During the COVID Pandemic there have been many unintended violations involving PHI
HIPAA has been on the books for nearly 30 years, but violations involving protected health information continue to increase. This is because even organizations that implemented HIPAA Privacy and Security programs continue to risk violations. Since OCR took on the responsibility for enforcing HIPAA compliance, they have received over 300,000 rule violation reports. Over $134 million in fines have been imposed to date. In addition to their enforcement actions, OCR has referred over 1,700 matters to the DOJ for possible criminal investigation. During the COVID-19 Pandemic, many misunderstood the handling of Protected Health Information (PHI), which resulted in unintended violations. Common areas where violations occur include the following:
- The most commonly reported violations are impermissible use and disclosures, access, administrative safeguards, and breach notifications. It is often the result of an organization accidentally accessing or releasing PHI. This frequently occurs when staff discuss a patient in an area so that unauthorized persons overhear it. The most effective means to reduce this problem is through training.

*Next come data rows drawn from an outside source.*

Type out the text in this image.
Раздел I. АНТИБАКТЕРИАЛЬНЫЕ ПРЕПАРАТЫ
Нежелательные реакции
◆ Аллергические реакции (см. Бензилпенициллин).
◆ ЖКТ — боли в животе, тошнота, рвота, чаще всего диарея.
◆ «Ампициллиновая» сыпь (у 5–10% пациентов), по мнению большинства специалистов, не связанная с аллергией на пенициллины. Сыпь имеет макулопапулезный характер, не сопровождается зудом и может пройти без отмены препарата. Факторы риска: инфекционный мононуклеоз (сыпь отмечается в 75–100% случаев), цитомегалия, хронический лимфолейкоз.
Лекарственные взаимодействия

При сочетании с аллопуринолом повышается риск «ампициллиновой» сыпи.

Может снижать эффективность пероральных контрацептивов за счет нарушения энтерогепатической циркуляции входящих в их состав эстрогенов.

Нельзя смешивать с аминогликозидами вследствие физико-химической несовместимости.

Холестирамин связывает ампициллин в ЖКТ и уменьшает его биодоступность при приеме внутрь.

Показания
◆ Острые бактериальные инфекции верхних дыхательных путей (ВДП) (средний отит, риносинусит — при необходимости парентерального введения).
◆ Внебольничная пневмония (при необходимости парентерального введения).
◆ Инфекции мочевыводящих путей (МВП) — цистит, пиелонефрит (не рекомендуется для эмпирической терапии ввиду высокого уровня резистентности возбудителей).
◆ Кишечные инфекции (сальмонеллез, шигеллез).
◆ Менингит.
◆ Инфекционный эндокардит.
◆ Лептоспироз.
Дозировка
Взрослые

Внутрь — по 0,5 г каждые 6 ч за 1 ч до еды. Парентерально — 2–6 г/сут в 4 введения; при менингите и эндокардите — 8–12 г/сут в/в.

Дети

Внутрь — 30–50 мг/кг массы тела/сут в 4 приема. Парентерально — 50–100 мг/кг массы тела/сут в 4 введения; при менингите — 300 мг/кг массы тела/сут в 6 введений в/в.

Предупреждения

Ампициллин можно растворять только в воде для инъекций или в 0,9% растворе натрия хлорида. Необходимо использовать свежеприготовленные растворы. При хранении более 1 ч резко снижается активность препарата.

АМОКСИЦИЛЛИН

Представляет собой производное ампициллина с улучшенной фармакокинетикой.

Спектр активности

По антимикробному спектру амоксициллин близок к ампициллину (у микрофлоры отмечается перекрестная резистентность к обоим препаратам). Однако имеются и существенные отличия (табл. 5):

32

- Other common violations involve failure to properly manage information with required authorization codes or identity verification. Implementing employee email can provide minimum employee verification. Cybersecurity training and best practices also go a long way to mitigate this risk. It is important to stress verifying the requested information before transmitting it. Even when the correct patient record is provided, if the individual has authorized only parts of their medical record to be disclosed, but the entire record was shared, that’s a violation.
- Another common way for PHI to be accessed by unauthorized individuals is through misplaced or stolen devices like laptops, USB drives, tablets, and smartphones. Since most of this exposure is limited to the number of patients on these devices, the publicity and reporting are not as publicly visible. Devices from healthcare organizations typically contain sensitive patient information, and healthcare professionals often take work devices home and leave them unattended in their homes, cars, or public areas. This creates a situation where these individuals can lose, and unauthorized individuals can easily steal or access these devices. Prevent PHI disclosure when a device is lost or stolen by: (a) ensuring device encryption, (b) ensuring electronic PHI (ePHI) encryption, (c) installing device tracking software, (d) training employees regarding the handling of devices, (e) requiring password protection, and (f) active monitoring of systems and devices.
- Improper disposal of sensitive patient information is another common violation area. This may involve failing to dispose of PHI and ePHI properly, including throwing away complete copies of PHI without shredding or failing to wipe ePHI from USBs or portable hard drives. To avoid this problem, there should be routine shredding of hard paper copies of PHI and destruction or data wiping of portable devices that store PHI.
- Third-party risk is another problem area, as nearly all healthcare organizations work with third-party companies, many of which require access to PHI. Any company that has access to or handles PHI is required to be HIPAA-compliant. Third-party vendors that do business with healthcare organizations need a business associate agreement (BAA) before they access PHI. A BAA helps protect PHI by legally binding HIPAA-covered organizations and third-party vendors, which may not already be set up to handle sensitive healthcare information.